Reuse depends on context that travels with the data. Snowflake object tagging lets teams attach tags to Snowflake objects and query them for governance operations such as auditing and reporting. Horizon Catalog lineage helps users trace upstream and downstream relationships, including column-level lineage workflows that identify missing or inconsistent tags.

These mechanisms support the reusable side of FAIR: clear licenses, provenance, usage context, policy attributes and community-specific metadata. A data product published through Snowflake Marketplace, for example, can be paired with FAIR-aligned metadata templates so consumers can discover the asset, understand its access requirements, evaluate its provenance and reuse it under documented conditions.

FAIR makes reuse governable

The practical value of the FAIR data principles is that they make reuse more concrete.
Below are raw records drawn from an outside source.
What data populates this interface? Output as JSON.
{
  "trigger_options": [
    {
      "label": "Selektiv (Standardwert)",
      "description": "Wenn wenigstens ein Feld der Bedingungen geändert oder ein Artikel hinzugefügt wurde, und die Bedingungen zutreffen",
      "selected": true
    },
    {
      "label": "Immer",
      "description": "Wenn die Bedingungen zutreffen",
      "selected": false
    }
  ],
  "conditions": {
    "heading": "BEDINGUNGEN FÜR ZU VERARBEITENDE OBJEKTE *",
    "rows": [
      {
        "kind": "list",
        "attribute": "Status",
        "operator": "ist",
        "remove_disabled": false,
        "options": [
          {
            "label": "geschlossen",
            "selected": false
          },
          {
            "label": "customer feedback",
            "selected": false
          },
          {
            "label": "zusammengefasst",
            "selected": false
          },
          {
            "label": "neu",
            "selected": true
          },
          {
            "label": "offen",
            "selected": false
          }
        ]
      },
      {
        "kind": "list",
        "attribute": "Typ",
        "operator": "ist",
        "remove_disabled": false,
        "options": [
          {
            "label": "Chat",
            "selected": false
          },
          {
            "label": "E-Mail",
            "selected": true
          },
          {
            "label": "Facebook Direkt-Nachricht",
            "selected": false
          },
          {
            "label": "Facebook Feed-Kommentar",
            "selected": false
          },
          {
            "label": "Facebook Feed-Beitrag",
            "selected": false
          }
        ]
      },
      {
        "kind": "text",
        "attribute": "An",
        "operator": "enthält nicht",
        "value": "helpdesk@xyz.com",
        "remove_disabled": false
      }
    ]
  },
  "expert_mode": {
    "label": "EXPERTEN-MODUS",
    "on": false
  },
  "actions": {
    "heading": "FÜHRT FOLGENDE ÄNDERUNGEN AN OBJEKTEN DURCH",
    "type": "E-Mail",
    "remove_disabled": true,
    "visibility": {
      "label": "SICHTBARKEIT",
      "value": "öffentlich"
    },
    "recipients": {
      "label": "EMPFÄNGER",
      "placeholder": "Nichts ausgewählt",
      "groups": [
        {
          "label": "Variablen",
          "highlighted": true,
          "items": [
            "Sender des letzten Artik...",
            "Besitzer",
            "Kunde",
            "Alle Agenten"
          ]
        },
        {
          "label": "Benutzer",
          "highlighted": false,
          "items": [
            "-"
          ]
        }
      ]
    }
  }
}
A data steward can see whether a data set has a persistent identifier, whether its metadata is searchable, whether access works through a standard protocol, whether its vocabularies are shared, whether its license is clear and whether its provenance can be traced.

This level of specificity is becoming more important as research data, enterprise data products and AI-ready assets move through more hands and more systems. FAIR does not replace data governance frameworks, security controls or ethical review, but it gives them a shared foundation: data and metadata that can be found, accessed, interpreted and reused without relying on institutional memory.